Russian state controlled gas giant Gazprom has hinted that gas production from the Sakhalin 2 development in the country’s far east may have to be reduced to help maintain the life of the field.
In a latest monthly corporate journal Vesti, the recently constituted new operator of Sakhalin 2, Sakhalinskaya Energiya, reported that meetings with representatives of majority stakeholder Gazprom had resulted in a decision decided to drop the current emphasis on maximising well flow rates for the Lunskoye field, Sakhalin 2’s sole gas asset.
Instead, the operator will adopt a “rational development” plan aimed at extending the assets operating lifetime by producing gas at a lower rate.

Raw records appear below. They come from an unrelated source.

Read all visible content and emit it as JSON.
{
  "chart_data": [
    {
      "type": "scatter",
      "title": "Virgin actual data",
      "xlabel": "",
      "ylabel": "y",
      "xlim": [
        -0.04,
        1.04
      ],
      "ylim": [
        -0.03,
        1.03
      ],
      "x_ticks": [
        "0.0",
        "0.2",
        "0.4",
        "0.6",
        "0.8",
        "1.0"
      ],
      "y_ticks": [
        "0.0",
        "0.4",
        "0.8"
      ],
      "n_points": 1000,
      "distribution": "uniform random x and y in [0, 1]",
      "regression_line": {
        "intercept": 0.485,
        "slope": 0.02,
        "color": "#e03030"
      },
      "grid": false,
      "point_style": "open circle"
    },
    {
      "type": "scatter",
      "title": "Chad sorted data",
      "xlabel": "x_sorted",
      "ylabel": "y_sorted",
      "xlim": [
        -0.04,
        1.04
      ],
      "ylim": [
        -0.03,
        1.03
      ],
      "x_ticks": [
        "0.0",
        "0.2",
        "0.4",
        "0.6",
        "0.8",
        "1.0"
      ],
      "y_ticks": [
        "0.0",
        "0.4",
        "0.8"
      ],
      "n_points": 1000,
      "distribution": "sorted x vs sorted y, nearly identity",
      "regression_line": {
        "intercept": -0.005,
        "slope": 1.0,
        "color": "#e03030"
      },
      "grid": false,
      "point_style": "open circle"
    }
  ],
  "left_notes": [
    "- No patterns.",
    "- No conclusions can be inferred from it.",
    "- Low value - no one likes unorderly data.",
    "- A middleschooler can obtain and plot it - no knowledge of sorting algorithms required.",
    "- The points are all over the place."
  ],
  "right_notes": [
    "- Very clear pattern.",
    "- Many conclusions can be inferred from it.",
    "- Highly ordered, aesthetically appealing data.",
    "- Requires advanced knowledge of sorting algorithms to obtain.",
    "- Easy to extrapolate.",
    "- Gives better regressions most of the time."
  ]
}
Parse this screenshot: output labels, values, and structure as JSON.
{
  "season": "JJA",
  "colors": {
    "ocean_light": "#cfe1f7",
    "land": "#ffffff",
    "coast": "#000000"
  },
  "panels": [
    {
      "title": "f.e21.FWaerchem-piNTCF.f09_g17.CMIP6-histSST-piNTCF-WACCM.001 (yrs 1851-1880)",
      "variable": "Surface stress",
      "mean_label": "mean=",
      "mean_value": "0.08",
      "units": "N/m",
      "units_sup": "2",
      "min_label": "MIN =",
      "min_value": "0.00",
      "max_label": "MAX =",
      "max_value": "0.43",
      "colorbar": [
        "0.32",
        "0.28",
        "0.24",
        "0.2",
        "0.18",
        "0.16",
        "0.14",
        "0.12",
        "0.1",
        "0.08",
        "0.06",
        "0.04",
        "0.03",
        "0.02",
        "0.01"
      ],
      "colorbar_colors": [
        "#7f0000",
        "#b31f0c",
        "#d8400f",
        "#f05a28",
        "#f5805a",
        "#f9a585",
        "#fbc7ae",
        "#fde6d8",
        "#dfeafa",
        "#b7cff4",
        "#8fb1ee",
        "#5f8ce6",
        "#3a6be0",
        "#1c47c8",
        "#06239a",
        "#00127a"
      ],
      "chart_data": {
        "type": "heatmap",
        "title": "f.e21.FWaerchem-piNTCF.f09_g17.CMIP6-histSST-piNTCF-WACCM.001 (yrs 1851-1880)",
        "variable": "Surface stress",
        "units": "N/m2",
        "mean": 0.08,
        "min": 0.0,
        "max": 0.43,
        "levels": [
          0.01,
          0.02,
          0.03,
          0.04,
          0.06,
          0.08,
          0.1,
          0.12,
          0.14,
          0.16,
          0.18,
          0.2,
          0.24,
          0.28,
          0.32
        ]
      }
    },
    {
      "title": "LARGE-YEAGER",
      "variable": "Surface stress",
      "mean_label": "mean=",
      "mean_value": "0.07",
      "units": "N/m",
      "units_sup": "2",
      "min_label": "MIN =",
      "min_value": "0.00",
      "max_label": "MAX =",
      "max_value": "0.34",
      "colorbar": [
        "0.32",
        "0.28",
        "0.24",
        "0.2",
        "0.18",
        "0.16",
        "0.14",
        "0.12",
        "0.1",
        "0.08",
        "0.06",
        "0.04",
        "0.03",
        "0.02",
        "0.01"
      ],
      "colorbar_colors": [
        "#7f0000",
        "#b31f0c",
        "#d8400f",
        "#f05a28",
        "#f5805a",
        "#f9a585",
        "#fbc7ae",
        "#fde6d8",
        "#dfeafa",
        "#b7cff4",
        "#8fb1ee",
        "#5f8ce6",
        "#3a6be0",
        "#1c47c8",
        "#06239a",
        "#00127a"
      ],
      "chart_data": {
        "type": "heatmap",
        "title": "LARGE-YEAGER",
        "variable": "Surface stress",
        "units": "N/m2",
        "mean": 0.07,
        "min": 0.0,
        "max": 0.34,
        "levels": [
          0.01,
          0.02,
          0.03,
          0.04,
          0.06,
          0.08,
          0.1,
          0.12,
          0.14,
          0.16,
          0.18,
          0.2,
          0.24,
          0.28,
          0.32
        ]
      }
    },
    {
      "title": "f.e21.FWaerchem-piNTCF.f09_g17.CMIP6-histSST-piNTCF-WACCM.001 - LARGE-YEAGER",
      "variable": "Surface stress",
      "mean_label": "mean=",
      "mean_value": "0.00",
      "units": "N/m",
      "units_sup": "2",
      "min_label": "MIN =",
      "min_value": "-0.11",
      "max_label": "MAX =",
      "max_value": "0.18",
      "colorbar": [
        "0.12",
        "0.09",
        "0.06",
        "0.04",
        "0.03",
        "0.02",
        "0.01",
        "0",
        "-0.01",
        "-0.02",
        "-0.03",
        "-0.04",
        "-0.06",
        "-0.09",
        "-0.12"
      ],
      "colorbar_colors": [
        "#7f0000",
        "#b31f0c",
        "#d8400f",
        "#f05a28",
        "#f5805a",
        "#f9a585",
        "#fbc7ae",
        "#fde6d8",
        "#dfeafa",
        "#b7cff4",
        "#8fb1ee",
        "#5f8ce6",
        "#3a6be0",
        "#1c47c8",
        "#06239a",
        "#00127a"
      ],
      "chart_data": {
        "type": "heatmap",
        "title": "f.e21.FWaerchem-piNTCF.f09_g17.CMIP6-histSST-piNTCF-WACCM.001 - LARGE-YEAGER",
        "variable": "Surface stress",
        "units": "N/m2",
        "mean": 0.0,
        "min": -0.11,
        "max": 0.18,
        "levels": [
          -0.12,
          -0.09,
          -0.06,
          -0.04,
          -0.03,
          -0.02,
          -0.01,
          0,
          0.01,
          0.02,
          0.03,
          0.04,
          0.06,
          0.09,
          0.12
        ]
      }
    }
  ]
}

Vesti quoted Gazprom technical director Timur Gafarov as saying that the change was spurred by “external negative factors [for the project] and internal necessity”, as the operator looks to ensure the “stability of liquefied natural gas production and extend the period of uninterrupted gas extraction”.
Russian gas giant Gazprom holds a 50% stake plus one share in the project.
Sakhalinskaya Energiya had not responded to Upstream’s request for comment by the time of publishing.
Sakhalin 2 operates Russia’s first LNG plant, with gas supplied from the offshore Lunskoye field via a dedicated pipeline that runs from the north to the south of Sakhalin Island.
The plant has two trains, with a nameplate capacity of 9.6 million tonnes per annum of LNG, but the facility has been able to produce at a rate of between 10% and 20% above capacity in recent years.
Speaking earlier at an industry forum in Vladivostok, Sakhalin Governor Valery Limarenko said he expects Sakhalin 2 to export 11.4 million tonnes of LNG to global markets this year, against the 10.4 million tonnes it exported in 2021.
In December 2020, Vesti said a major seismic campaign was planned for this year to look into the gas potential of deeper Daginsky layers at Lunskoye, because then-operator Sakhalin Energy Investment was looking to increase the field’s gas reserves to help extend the lifetime of the project.
According to a report by Russia’s Natural Resources Ministry in 2020, Lunskoye holds estimated recoverable reserves of about 260 billion cubic metres, which is sufficient to support output for 14 years at the previous year’s production rate of 17.8 Bcm.
Sakhalinskaya Energy took over as operator of Sakhalin 2 in August after Russian authorities ordered previous operator Sakhalin Energy Investment to be disbanded.
The move to create a new operator followed the decision of UK supermajor and project partner Shell to exit the development in the wake of international sanctions imposed against Russia following the Russian invasion of Ukraine in February.
Sakhalin Energy Investment’s foreign partners, including Shell, were invited to apply to the government to obtain stakes in Sakhalinskaya Energy of the same size that they had in the previous operating company.
However, Shell has said it would not take the 27.5% shareholding offered and revealed during a recent call with investors that it will also not renew its long-term contract to buy 1 million tpa of LNG from the project.
Japan’s Mitsui and Mitsubishi have opted to regain their 12.5% and 10% stakes in Sakhalin 2, despite Japan joining international sanctions against Russia and its corporations.
Japanese Economy, Trade & Industry Minister Yasutoshi Nishimura told reporters in Tokyo on Friday that authorities welcomed this week’s decision by the country’s Sakhalin Oil & Gas Development Company (Sodeco) to apply for a 30% stake in another Sakhalin oil and gas project, Sakhalin 1.
The decision was made at a Sodeco’s extraordinary shareholder meeting on Friday, Reuters reported.
“We welcomed such a decision since [Sakhalin 1] continues to be a very important project,” Nishimura said. “We will communicate closely with private-sector businesses and do utmost to ensure [country’s] energy security.”
In a similar scenario to the Sakhalin 2 development, the Russian government ordered Sakhalin 1’s assets and personnel to be transferred to a new, Russian-registered operator, depriving the project's operator and leading shareholder ExxonMobil of the US of the opportunity to make a smooth exit.